Kaia is an air quality and allergen sensing device that provides helpful relevant recommendations based on the user's lifestyle and location.
I am the Chief Design Officer and was responsible for creating the hardware design including form and materials, the app including wireframes and visual designs, and the website including the marketing direction and content. I influenced direction of the video content, the Kickstarter, and the algorithms of the analytics engine.
User Research | App, Website, Kickstarter Design | Wireframing | Interaction Design | Visual Design | Industrial Design Protyping | Program Management | Logo Art Direction | Chief Design Officer
The color of the lighting indicates how good or bad the air is in your home based on particle count. It is easy to see across any room.
Telling the story of a brand new type of product that most people have never seen before was a challenge. We had to bring forth informative issues to light, make them relatable, and then show how the product fits into a lifestyle.
Kaia’s shape was derived from a drop, harkening back to water and purity. The surfacing went further to create a modern appearance that could be displayed like décor or art, rather than look like another gadget or sensor. This was to appeal to our target market of female mothers around 30 to 50.
The early build user testing protos contained the breadboard, a particle count sensor, humidity/temperature sensor, LED’s, and wifi radio.
Numerous models were created and put in front of serial Kickstarter backers, potential early supporters, for polling. Questions had to do with preference, associations to other objects, gifting to a significant other, and assigning dollar value.
The final design has splines running the opposite direction inside the translucent top. When the vessel is lit the design would show a cross hatch pattern.
The app was designed to serve up relevant suggestions first and foremost.
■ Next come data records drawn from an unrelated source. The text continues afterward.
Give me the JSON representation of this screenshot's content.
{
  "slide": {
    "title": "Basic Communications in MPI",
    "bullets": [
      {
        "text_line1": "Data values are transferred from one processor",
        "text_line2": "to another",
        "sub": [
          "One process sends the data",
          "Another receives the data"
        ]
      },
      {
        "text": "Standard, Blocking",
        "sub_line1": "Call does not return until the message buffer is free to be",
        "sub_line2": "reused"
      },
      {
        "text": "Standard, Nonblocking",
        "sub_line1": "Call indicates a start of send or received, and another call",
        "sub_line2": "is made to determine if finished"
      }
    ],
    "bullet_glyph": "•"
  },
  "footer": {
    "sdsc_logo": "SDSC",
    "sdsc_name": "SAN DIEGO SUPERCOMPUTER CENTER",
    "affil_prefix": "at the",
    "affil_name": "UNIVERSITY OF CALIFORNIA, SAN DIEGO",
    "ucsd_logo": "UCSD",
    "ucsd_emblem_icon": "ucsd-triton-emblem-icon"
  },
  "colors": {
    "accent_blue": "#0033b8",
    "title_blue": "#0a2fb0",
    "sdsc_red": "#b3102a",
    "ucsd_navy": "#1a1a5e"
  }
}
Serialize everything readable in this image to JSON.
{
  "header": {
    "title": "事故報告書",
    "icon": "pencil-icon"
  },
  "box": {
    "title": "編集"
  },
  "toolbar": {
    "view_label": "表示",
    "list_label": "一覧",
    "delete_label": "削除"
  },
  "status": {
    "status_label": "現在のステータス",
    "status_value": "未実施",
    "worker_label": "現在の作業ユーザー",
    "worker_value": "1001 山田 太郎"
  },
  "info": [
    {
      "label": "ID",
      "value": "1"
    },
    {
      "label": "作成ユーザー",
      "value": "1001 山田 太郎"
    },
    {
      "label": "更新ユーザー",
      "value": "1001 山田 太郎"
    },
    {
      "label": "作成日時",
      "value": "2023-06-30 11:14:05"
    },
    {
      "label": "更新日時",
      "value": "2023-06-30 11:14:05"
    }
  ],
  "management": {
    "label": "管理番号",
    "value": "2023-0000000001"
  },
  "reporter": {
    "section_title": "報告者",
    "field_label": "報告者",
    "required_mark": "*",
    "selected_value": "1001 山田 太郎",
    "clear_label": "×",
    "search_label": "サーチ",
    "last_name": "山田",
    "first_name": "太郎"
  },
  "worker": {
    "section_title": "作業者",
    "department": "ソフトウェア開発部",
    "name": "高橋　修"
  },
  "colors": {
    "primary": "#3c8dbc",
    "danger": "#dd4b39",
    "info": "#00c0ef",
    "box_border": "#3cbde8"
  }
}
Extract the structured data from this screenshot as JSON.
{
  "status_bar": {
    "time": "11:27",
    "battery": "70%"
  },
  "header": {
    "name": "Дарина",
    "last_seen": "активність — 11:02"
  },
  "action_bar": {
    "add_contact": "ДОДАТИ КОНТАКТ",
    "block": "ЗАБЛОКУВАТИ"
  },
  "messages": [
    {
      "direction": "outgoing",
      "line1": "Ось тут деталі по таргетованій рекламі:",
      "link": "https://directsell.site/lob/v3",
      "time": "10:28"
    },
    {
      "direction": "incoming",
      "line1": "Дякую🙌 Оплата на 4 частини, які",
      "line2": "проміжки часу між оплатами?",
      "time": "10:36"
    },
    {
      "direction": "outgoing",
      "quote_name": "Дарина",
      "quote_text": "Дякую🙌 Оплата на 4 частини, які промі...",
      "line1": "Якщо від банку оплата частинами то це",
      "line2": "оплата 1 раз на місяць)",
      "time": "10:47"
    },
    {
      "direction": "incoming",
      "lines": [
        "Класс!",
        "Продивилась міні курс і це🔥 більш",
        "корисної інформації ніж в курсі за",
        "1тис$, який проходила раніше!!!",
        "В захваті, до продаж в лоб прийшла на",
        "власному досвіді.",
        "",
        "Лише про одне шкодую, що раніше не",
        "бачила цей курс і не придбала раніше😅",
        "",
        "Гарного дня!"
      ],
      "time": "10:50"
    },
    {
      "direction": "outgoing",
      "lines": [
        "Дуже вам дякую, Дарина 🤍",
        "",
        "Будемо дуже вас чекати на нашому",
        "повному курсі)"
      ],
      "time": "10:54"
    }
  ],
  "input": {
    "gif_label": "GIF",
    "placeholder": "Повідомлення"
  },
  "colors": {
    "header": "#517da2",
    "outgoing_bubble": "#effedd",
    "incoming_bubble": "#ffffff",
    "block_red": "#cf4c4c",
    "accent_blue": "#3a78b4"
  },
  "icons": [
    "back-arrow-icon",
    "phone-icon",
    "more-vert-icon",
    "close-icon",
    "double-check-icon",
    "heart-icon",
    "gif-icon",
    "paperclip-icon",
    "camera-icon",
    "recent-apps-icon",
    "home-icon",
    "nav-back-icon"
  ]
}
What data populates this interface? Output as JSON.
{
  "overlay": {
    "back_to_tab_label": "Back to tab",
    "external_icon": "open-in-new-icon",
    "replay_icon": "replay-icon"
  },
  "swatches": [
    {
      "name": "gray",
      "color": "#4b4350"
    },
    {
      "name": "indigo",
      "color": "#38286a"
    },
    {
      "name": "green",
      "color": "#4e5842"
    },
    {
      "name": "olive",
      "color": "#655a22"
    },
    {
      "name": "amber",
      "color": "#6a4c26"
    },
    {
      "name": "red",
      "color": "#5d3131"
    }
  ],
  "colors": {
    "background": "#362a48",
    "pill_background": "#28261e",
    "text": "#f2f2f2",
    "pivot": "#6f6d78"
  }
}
The data in the form of graphs would just back up the smart suggestions.
The app started out with a visual style that imparted an airy quality.
A home dashboard started to take shape and many features were considered including community help chat that was discarded later.
Sub menus were created to better manipulate user preferences. The visual styles were downplayed to focus on the interaction.
Cards inspired by Google Now were employed to serve up relevant cards at the top. Exploration is promoted with the cards lower in the deck.
The dark theme was jettisoned for the lighter, airier theme which better matched the feeling of clean air.
This is just a cool effect.
The website that would be our conversion tunnel started on the whiteboard.
The mockup shows use cases and sells the lifestyle. It was important to show that this was not something that would be nagging but rather helping.
The site was designed mobile first. Many of our customers would be coming from our Kickstarter launch and we wanted to facilitate mobile conversion.
Logo designs were contracted out to 99designs.com which allowed the team to take a step back to see the design objectively. We had friends vote on their favorites.
The final 3 logos were mocked up to see which one worked best across hardware, splash screen, and website header.
Again we showed logos to our friends and followers to be objective and unbiased. They gravitated to logo number one which I refined to be the final logo.
I then applied the logo to an app launcher icon exploration.